By Jon Donville and Kit Slack

Ballot
A ballot box from Hyattsville’s 2021 election
Photo credit: Kit Slack

On April 1, Vish Bhatt became the third candidate to register to run for mayor of the City of Hyattsville. Interim Mayor Robert S. Croslin filed first, on March 21, the day candidate registration opened. City Councilmember Danny Schaible (Ward 2) registered two hours before Bhatt. Candidate registration closed April 8. 

Bhatt is a systems engineer working in data infrastructure; he lives in Ward 3. This is his first Hyattsville electoral campaign.

Both Croslin and Schaible hold degrees in landscape architecture and live in Ward 2.

Croslin, now a goldsmith by trade, has served as a city councilmember for more than eight years and was council president at the time of Mayor Kevin Ward’s death on Jan. 25. 

Schaible, a longtime employee of the National Park Service, was first elected to the city council in 2019. He is the council’s vice president.

In-person voting will take place June 7 at the Hyattsville Municipal Building, 4310 Gallatin Street. During the month leading up to the election, residents can vote by mail, or deliver mail-in ballots to secure drop-boxes.

election 2021
In-person voting and voter registration in Hyattsville’s May 2021 election
Photo credit: Kit Slack

The city will send out ballots in the beginning of May to all residents who have registered by April 15. Residents can also register and vote in person on election day.  

Prior mayoral races and campaign finance

Ward was elected mayor in 2021, with 1,861 votes. His closest opponent was Joseph A. Solomon, who received 1,020 votes. 

According to three campaign finance reports filed with the City of Hyattsville in 2021, Solomon spent a total of just under $63,000 on his campaign. Ward spent about $12,400

For context, the mayor’s salary is $16,000 per year.
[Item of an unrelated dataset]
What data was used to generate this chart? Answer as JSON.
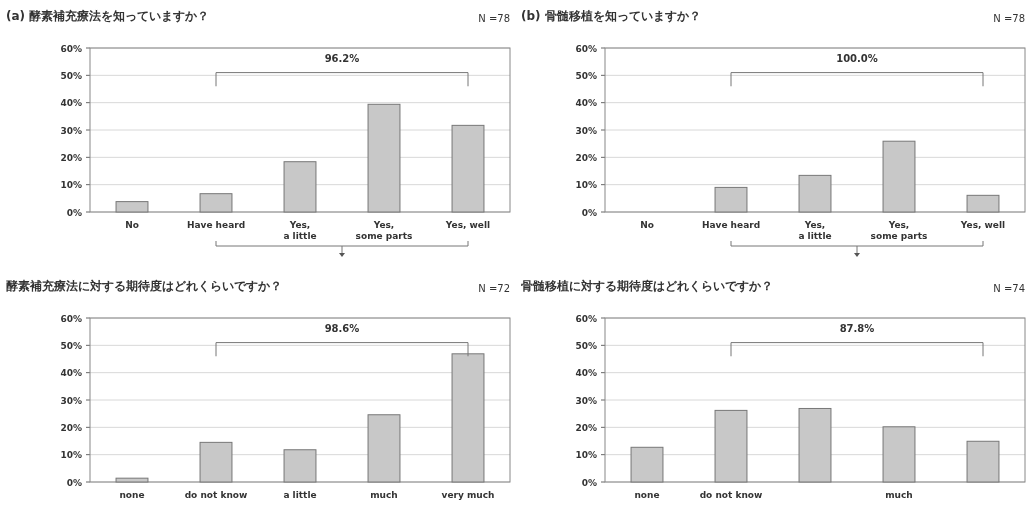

The  2021 election, while not particularly close, was still much closer than the previous two mayoral elections, and the campaigns were much more expensive. 

In 2019, Candace B. Hollingsworth won with 1,261 votes and spent about $2,000. She defeated Angela Kenny, who received 206 votes and spent $132. 

Hollingsworth, who is now running to be Maryland’s next lieutenant governor, alongside gubernatorial candidate Doug Gansler, served her first term as Hyattsville’s mayor beginning in 2015, when she ran unopposed and was elected with 1,000 votes.

Mail-in voting and election timing 

The election is taking place later than originally anticipated. In a Feb. 1 letter, the city board of elections recommended a vote-by-mail election. The letter cited the success of prior vote-by-mail elections, and concerns about COVID-19 variants. 

Previously, the city charter stipulated that special elections were to be conducted within 75 days of the vacancy opening. “It’s just not enough time to pull off a vote-by-mail election,” said City Clerk Laura Reams, mentioning a requirement that ballots be mailed 30 to 45 days before the election. 

A Feb. 22 city council resolution amended the city charter and changed the amount of time required to fill any vacancy on the city council, or in the office of mayor, from 75 days to 140 days. The resolution will become effective on April 13.